Now they’re putting a bit of pressure on everyone in every certain area, and then the star riders might have the pressure in the bigger races but then, with the way its set up now, we’re picking up results here and here and that just builds up momentum and then confidence to really get things moving in the right direction,” he said.
But coaching and philosophy can only go so far, and once Sky goes to the front, for example, and whacks the field over the head with a box of power meters, it’s up to the man on the road to respond. Van Garderen likes having a stated goal — the Tour de France, for example.
“I definitely like having a clear goal, because like I said, last year it seemed like every race I went to, it was like, ‘you’re the GC so it’s for you.’ I had a lot of good results and good races last year, but then if I would randomly have a bad race, say País Basque (Tour of the Basque Country), it would be a case of ‘what went wrong, you were our guy.’ I was then like, ‘I was your guy everywhere, I can’t be good all the time,’” he said. “So we’ve laid out a clear map, clear goals, so everyone has a plan. I like that a lot better.”
From here, van Garderen will focus on major stage races before France, the usual Tour contender spate: Paris-Nice, Tour de Romandie, Critérium du Dauphiné, and then the Tour de France, where he’d like to better last year’s 45th place. He finished fifth in 2012 and won the best young rider’s white jersey.
“It’s hard to hold a winning level all the way from May to the Tour, so if I were to race California, they would say that they would want me to race it just to get some racing kilometers in and sit in the pack and chill. It wouldn’t feel right to go there as defending champion without the fitness to try to win, so. … And if you burn matches too early, you might not have many left in July,” he said.

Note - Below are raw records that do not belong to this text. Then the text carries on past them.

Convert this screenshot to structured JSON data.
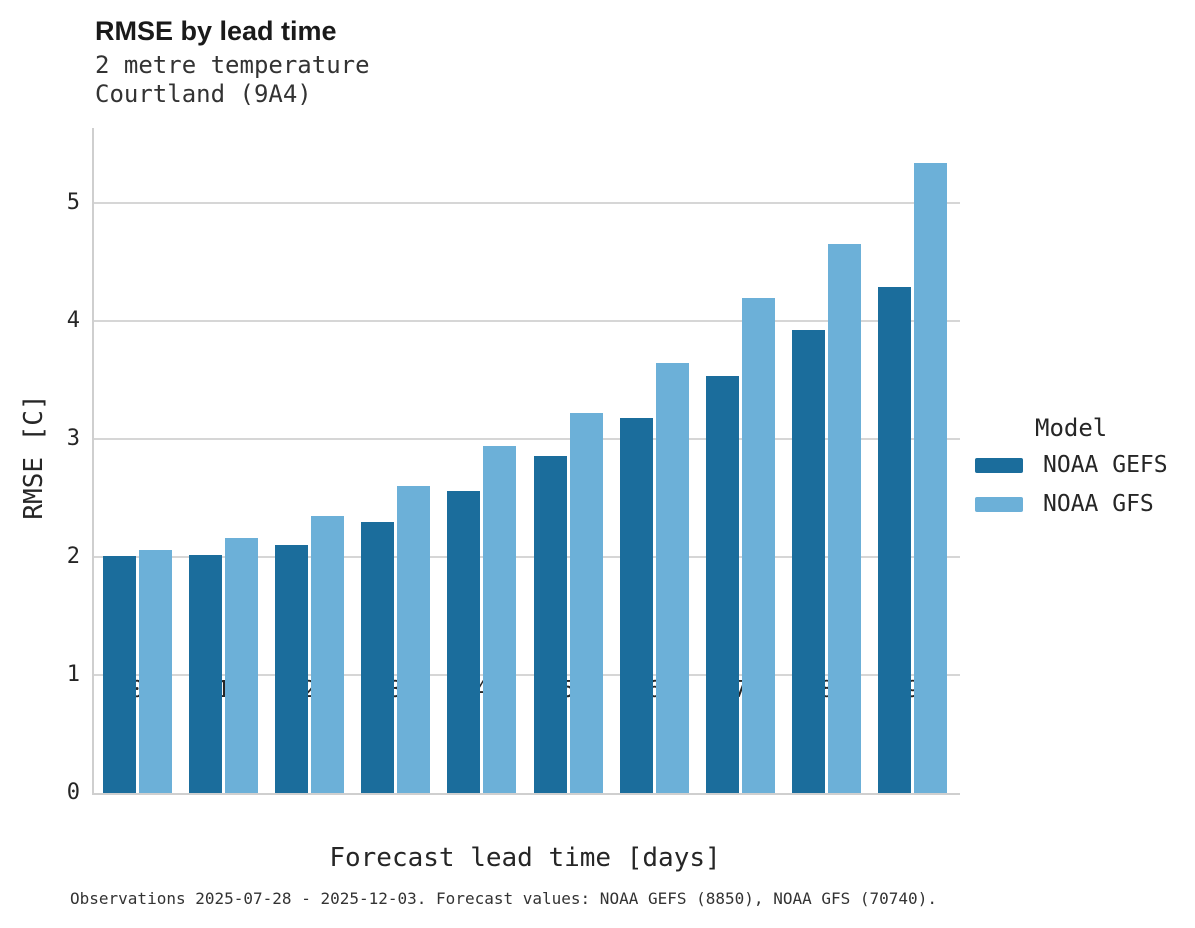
{
  "header": {
    "title": "RMSE by lead time",
    "subtitle_line1": "2 metre temperature",
    "subtitle_line2": "Courtland (9A4)"
  },
  "axes": {
    "x_title": "Forecast lead time [days]",
    "y_title": "RMSE [C]"
  },
  "legend": {
    "title": "Model"
  },
  "caption": {
    "text": "Observations 2025-07-28 - 2025-12-03. Forecast values: NOAA GEFS (8850), NOAA GFS (70740)."
  },
  "colors": {
    "gefs": "#1b6d9c",
    "gfs": "#6cb0d8",
    "gridline": "#d6d6d6",
    "axis_line": "#cfcfcf",
    "text": "#262626"
  },
  "chart_data": {
    "type": "bar",
    "title": "RMSE by lead time",
    "subtitle": "2 metre temperature, Courtland (9A4)",
    "categories": [
      "0",
      "1",
      "2",
      "3",
      "4",
      "5",
      "6",
      "7",
      "8",
      "9"
    ],
    "series": [
      {
        "name": "NOAA GEFS",
        "color": "#1b6d9c",
        "values": [
          2.01,
          2.02,
          2.1,
          2.3,
          2.56,
          2.86,
          3.18,
          3.54,
          3.93,
          4.29
        ]
      },
      {
        "name": "NOAA GFS",
        "color": "#6cb0d8",
        "values": [
          2.06,
          2.16,
          2.35,
          2.6,
          2.94,
          3.22,
          3.65,
          4.2,
          4.66,
          5.34
        ]
      }
    ],
    "xlabel": "Forecast lead time [days]",
    "ylabel": "RMSE [C]",
    "ylim": [
      0,
      5.64
    ],
    "yticks": [
      0,
      1,
      2,
      3,
      4,
      5
    ],
    "grid": true,
    "legend_title": "Model",
    "legend_position": "right",
    "footnote": "Observations 2025-07-28 - 2025-12-03. Forecast values: NOAA GEFS (8850), NOAA GFS (70740)."
  }
}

Life after Lelangue for van Garderen
BMC Racing split with longtime director John Lelangue immediately following last year’s Tour de France. Van Garderen said that though he liked Lelangue, he thought there were perhaps others suited better to the job. The Belgian had taken the helm at the American team in 2008, following a long stint in communications with Tour owner ASO and a controversial assignment as team manager of Phonak during Floyd Landis’ 2006 doping scandal.
“John is a good guy and I liked him as a person, but as the leader of the team I did not think he was the best guy for the job. First of all he had never been a cyclist, so he didn’t really know what it felt like to be in the race, he didn’t have that sort of … I can’t think of what the word is. I think you have to have that feeling in order to know that … like, going back to what I was talking about before, relying too heavily on the stars to get results,” van Garderen said. “There were often times where you would see BMC on the front of the peloton, pulling everything back and being the strongest team taking control of everything, and then we’d lose. We kept pushing that same tactic over and over and over again, and I think that was the call of John.”
The season is young, as is van Garderen, at 25. But moving forward, there’s reason to be excited.
“I think now we have more of an aggressive style, more of a ‘cards close to your chest’ style, and I think we’re getting more results because of that,” van Garderen said.
The American will look to win a hand on Saturday when the Tour of Oman hits the mountains for his first test against the other Tour de France contenders.